The birth lottery is one thing, other vagaries of chance play out in subtler ways throughout our lives. For example, the principal of Delhi University’s Hindu College announced recently that the cut-offs this year will begin at (an utterly absurd) 100%. The fact is, there aren’t enough seats at Hindu for everybody who’s good. There aren’t enough seats at Lady Shri Ram College or Mumbai’s St Xavier’s either. So, colleges ruthlessly keep ratcheting up the cut-offs until they are (conveniently) left with the numbers they can accommodate. This is an accepted practice that should violate our sense of justice because we know the student who got rejected at 99.5 % is equally qualified for that seat. But happenstance rears its whimsical head; some people get what they deserve, some don’t and that’s just how it is.
A more honest way to decide college admissions would be the old-fashioned chit system. Put all the 95%-plus candidates’ names in a hat, shake it around and declare a lucky draw. While far from ideal, it spares students a blow to their self-esteem that they weren’t good enough, even with a near perfect score. Surely, they deserve to be validated for stupendous effort while adjusting to the complexity that rewards don’t necessarily accrue, even after exceptional performance. That is not to say humanity should let go of ambition or we must give ourselves up to relentless fatalism; perseverance and intellectual curiosity are necessary to make it in every career. The work of life is to prepare ourselves through education, experiences and habits — for the unexpected. But, with the understanding that sometimes there are forces beyond our control that make us vulnerable to both fortune and misfortune.

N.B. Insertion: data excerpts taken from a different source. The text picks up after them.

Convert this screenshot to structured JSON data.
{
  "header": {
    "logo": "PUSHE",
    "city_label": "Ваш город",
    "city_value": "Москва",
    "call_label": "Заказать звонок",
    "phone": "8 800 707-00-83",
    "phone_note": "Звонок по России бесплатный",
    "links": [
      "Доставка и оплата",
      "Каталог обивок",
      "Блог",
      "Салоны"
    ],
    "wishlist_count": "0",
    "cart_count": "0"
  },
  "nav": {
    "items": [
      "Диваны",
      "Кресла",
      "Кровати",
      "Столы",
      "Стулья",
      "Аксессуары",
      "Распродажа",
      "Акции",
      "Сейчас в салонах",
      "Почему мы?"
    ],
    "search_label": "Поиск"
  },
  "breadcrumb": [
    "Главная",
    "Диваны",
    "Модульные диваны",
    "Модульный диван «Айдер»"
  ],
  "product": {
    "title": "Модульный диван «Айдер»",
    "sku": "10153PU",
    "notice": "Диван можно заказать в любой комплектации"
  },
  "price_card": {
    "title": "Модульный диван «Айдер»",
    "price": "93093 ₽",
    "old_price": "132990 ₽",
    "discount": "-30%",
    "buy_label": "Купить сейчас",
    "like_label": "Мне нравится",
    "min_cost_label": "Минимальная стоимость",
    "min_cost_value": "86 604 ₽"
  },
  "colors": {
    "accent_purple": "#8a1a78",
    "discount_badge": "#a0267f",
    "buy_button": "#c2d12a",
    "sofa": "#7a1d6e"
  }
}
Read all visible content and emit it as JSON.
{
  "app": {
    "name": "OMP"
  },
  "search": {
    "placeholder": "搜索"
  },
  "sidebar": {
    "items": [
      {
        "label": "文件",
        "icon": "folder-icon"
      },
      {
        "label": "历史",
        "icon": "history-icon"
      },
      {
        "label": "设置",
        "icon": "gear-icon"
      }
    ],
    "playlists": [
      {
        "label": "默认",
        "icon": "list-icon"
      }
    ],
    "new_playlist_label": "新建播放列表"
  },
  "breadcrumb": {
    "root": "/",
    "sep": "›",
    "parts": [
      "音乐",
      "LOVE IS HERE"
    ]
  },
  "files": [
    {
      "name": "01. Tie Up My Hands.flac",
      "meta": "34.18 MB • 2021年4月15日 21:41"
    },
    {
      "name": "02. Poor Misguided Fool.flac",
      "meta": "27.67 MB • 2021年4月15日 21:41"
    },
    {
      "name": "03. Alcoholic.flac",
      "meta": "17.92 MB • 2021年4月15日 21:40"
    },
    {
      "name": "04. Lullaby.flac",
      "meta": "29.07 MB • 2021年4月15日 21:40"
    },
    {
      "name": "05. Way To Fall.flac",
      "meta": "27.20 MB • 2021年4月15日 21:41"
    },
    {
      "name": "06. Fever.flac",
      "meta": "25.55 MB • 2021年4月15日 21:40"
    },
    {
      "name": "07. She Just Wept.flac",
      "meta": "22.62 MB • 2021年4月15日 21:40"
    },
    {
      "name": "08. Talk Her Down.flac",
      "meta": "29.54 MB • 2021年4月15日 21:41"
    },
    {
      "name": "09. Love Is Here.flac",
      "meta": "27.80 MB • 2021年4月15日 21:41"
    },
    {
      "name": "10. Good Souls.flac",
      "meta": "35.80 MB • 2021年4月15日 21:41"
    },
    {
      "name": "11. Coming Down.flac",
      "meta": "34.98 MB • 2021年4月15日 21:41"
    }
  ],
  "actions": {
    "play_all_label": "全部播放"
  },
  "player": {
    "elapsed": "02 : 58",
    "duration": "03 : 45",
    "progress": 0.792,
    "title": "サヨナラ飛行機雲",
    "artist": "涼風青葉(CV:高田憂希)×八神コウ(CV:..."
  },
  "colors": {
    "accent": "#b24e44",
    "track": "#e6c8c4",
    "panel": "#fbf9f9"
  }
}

It is a sobering thought that while I, as a female journalist, type from the comfort of my air- conditioned room, TV news focuses on my (veiled) contemporaries three hours away in Kabul, marching down a destroyed landscape, demanding they be allowed to work. Imagine the risks of putting up a fiery show of bravery in a country sliding towards a medieval dystopia. This countermovement, women pushing back against a loss of autonomy, speaks a gutting truth to us watching from our private lockdowns: there are millions of people deserving of a great life everywhere. They’re just not as lucky.